Students need teachers that focus on their wellbeing.

Meaning Business: softly, softly

The first day back means setting the tone from the outset, but if you are too serious or too regimented, then the atmosphere is tense which is no good for learning. Demonstrating to your class that you mean business, doesn’t rely on macho management, but it is transferred through something quite different: having a soft start.

For many teachers the very idea of starting the first week back ‘softly, softly’ is an alien concept and a strategy that sets you up as a pushover –  not so. The key to the first few days back is getting to know children and building relationships, not water-tight classroom systems and teaching them how to walk in line (although these are still important).


In his insightful and inspiring book Teach Like Finland, Timothy D. Walker talks about the Finnish way of ‘having an organic back to school’ where routines and procedures gently grow into the children.
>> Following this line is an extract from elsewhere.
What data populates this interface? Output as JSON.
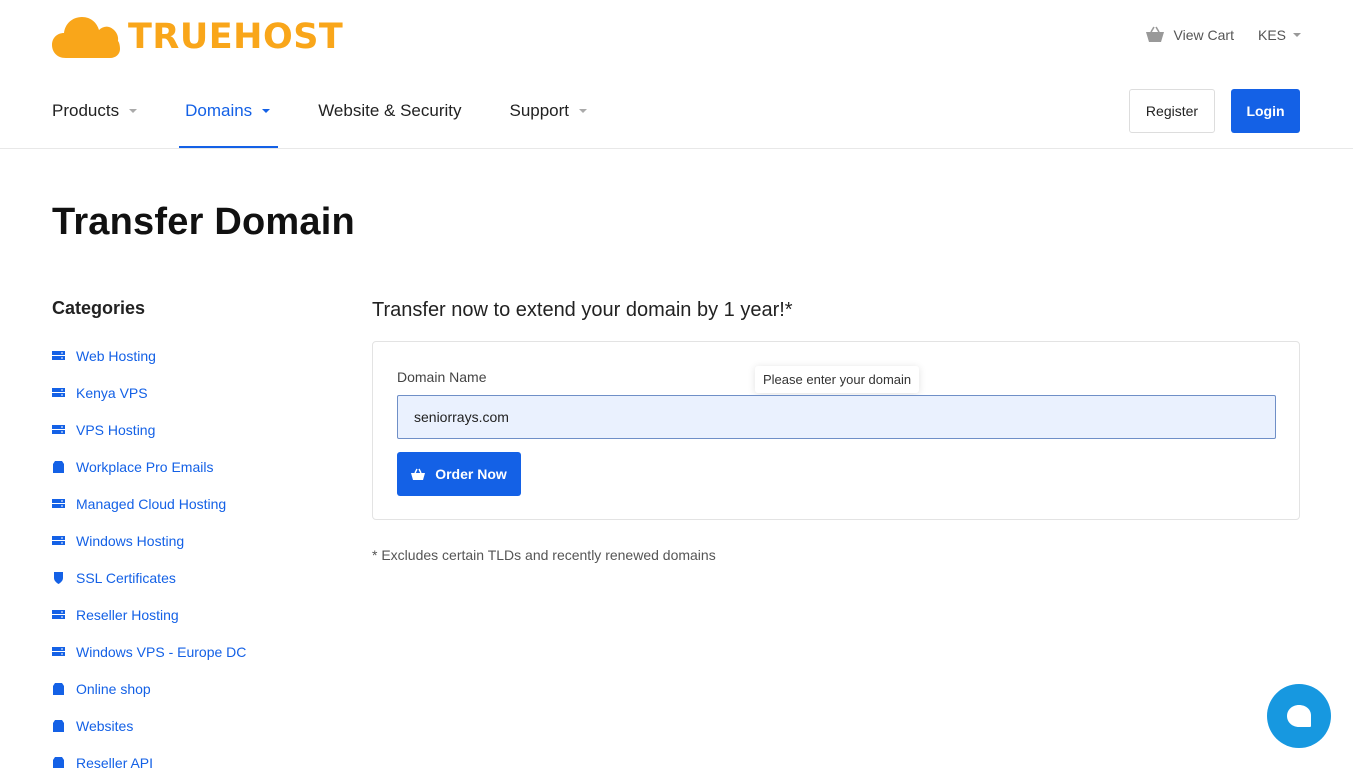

He quotes one teacher describing the first few days as ‘ryhmäyttämisen’ or grouping. This involves getting to know each other and not fretting about the timetable on the first days back. Activities can be group games, PSHE discussions, problem-solving, collaborative learning, team projects – anything that bonds. Helping children feel at home in their environment and with each other is more important as this helps children and adults have less of a stressful start.

‘Ryhmäyttämisen’ might shock parents and those looking in from outside the school gates because everyone will be expecting plenty of maths and English from the outset, but time spent getting to know each other is time well spent to lay the foundations. A soft start is actually a solid start and the rest will follow.

Shouldn’t we all be fostering a welcoming, low-stress environment in the first week back? Rules, tests and a high-octane curriculum can take their turn  – relationships should be in pole position and this means being an elephant teacher, someone who is nurturing, positive, empathetic and vulnerable.